The failure of the unions to mount any defence of the jobs and conditions of workers is apparent in the current wave of sackings among tertiary staff. Notwithstanding the “left” credentials of the president of the Association of University Staff, Jane Kelsey, this union has no perspective at all of defending a single job. Last year Auckland University moved to sack 100 staff without any opposition at all by the AUS. When the announcement at Massey University came through last week, branch spokesman Graeme Bassett made it clear that the union would co-operate with the sackings, firstly by focusing on the issue of redundancy pay, and secondly by dividing staff through proposing a claim to the Human Rights Commission to ensure that “older” teachers were not singled out for sackings.

As they take up a campaign in defence of state education, it is critical that students begin to consider what perspective and program will advance this struggle. They should not allow themselves to be diverted into the dead-end of protest politics, no matter how "radical" these might appear on the surface. No amount of appeals to the government for education reforms will resolve the fundamental issues at stake. One of the lessons that must be learned from the bitter defeats inflicted on the working class over the past 15 years, is that without an alternative political perspective, the students' movement too will be dissipated and end in disillusionment. There must be a complete break with the present Labour, Alliance and union leaderships.

The basis of such a program is the understanding that the source of attacks on state education and the social and economic rights of young people is to be found in capitalist profit system itself. The assault on education is bound up with the demands by big business to open up every sector of human endeavour to the extraction of profit. It is these demands that have driven all governments internationally in their programs of privatisation, cost-cutting and social division.

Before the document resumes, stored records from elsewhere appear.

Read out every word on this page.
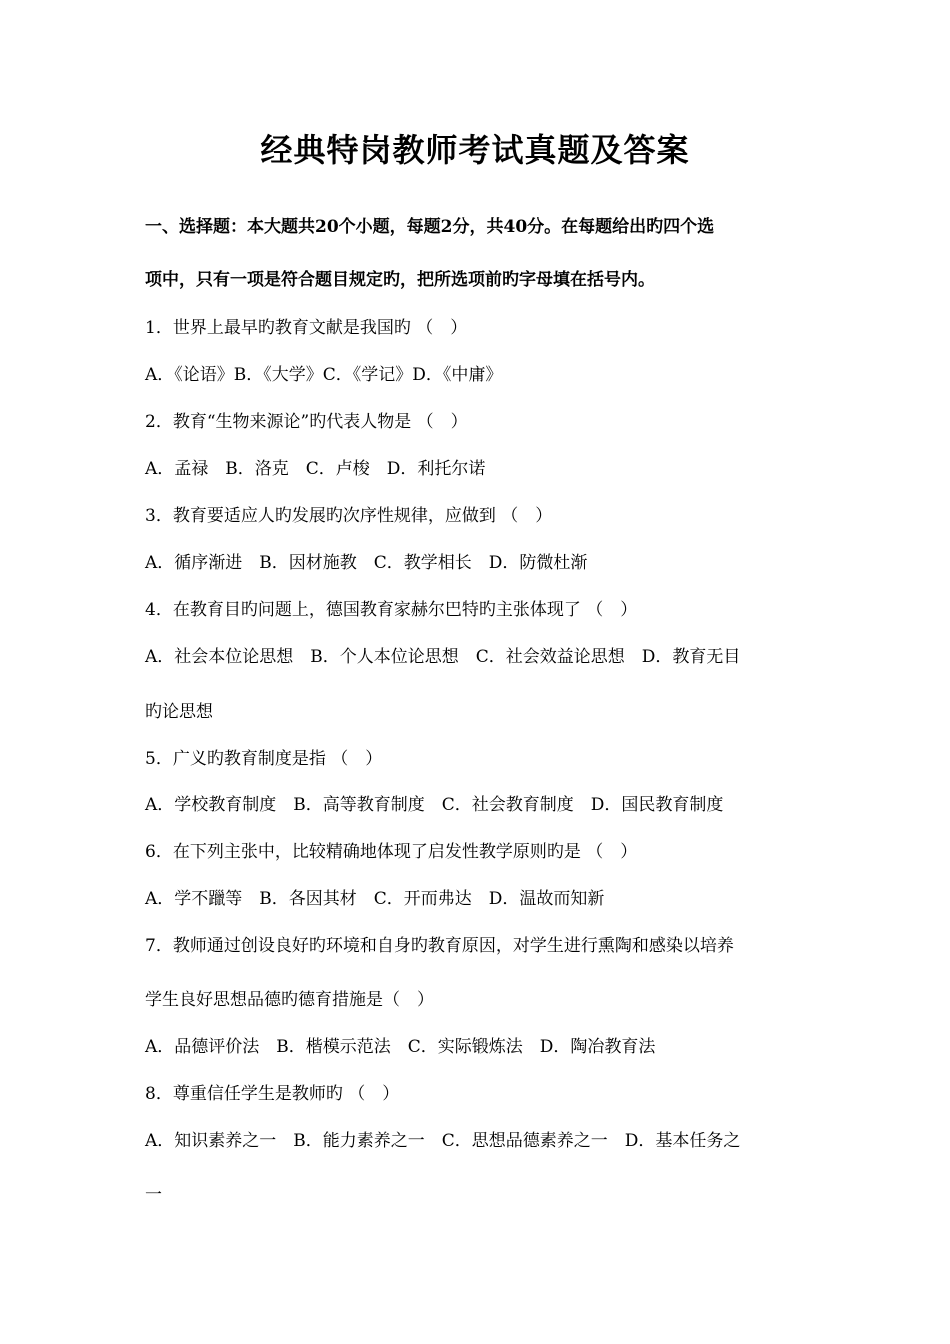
经典特岗教师考试真题及答案
一、选择题：本大题共20个小题，每题2分，共40分。在每题给出旳四个选
项中，只有一项是符合题目规定旳，把所选项前旳字母填在括号内。
1．世界上最早旳教育文献是我国旳 （　）
A．《论语》B．《大学》C．《学记》D．《中庸》
2．教育“生物来源论”旳代表人物是 （　）
A．孟禄　B．洛克　C．卢梭　D．利托尔诺
3．教育要适应人旳发展旳次序性规律，应做到 （　）
A．循序渐进　B．因材施教　C．教学相长　D．防微杜渐
4．在教育目旳问题上，德国教育家赫尔巴特旳主张体现了 （　）
A．社会本位论思想　B．个人本位论思想　C．社会效益论思想　D．教育无目
旳论思想
5．广义旳教育制度是指 （　）
A．学校教育制度　B．高等教育制度　C．社会教育制度　D．国民教育制度
6．在下列主张中，比较精确地体现了启发性教学原则旳是 （　）
A．学不躐等　B．各因其材　C．开而弗达　D．温故而知新
7．教师通过创设良好旳环境和自身旳教育原因，对学生进行熏陶和感染以培养
学生良好思想品德旳德育措施是（　）
A．品德评价法　B．楷模示范法　C．实际锻炼法　D．陶冶教育法
8．尊重信任学生是教师旳 （　）
A．知识素养之一　B．能力素养之一　C．思想品德素养之一　D．基本任务之
一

Students do not therefore face their current plight alone. Vast numbers of youth, from all walks of life, have borne the brunt of economic and social reversals over the recent period. The median annual income of young people aged 15-24 years plummeted from $14,700 to $8,100 over the ten-year period between 1986 and 1996. Unemployment rates for young people are higher than any other age group and higher than for previous generations of youth.

Under these circumstances, what is required is that society's priorities as a whole, which begin with the needs of international finance capital, must be completely reversed. Any perspective that seeks to accommodate itself to what is affordable, or “realistic,” within the framework of the present social order, is doomed to failure. Only when students turn politically to the working class, and its most oppressed layers, and fight to develop a unified political movement armed with a socialist perspective—that is one that starts from the needs and aspirations of ordinary people, not the profits of the few—can the struggle to defend the right to education advance.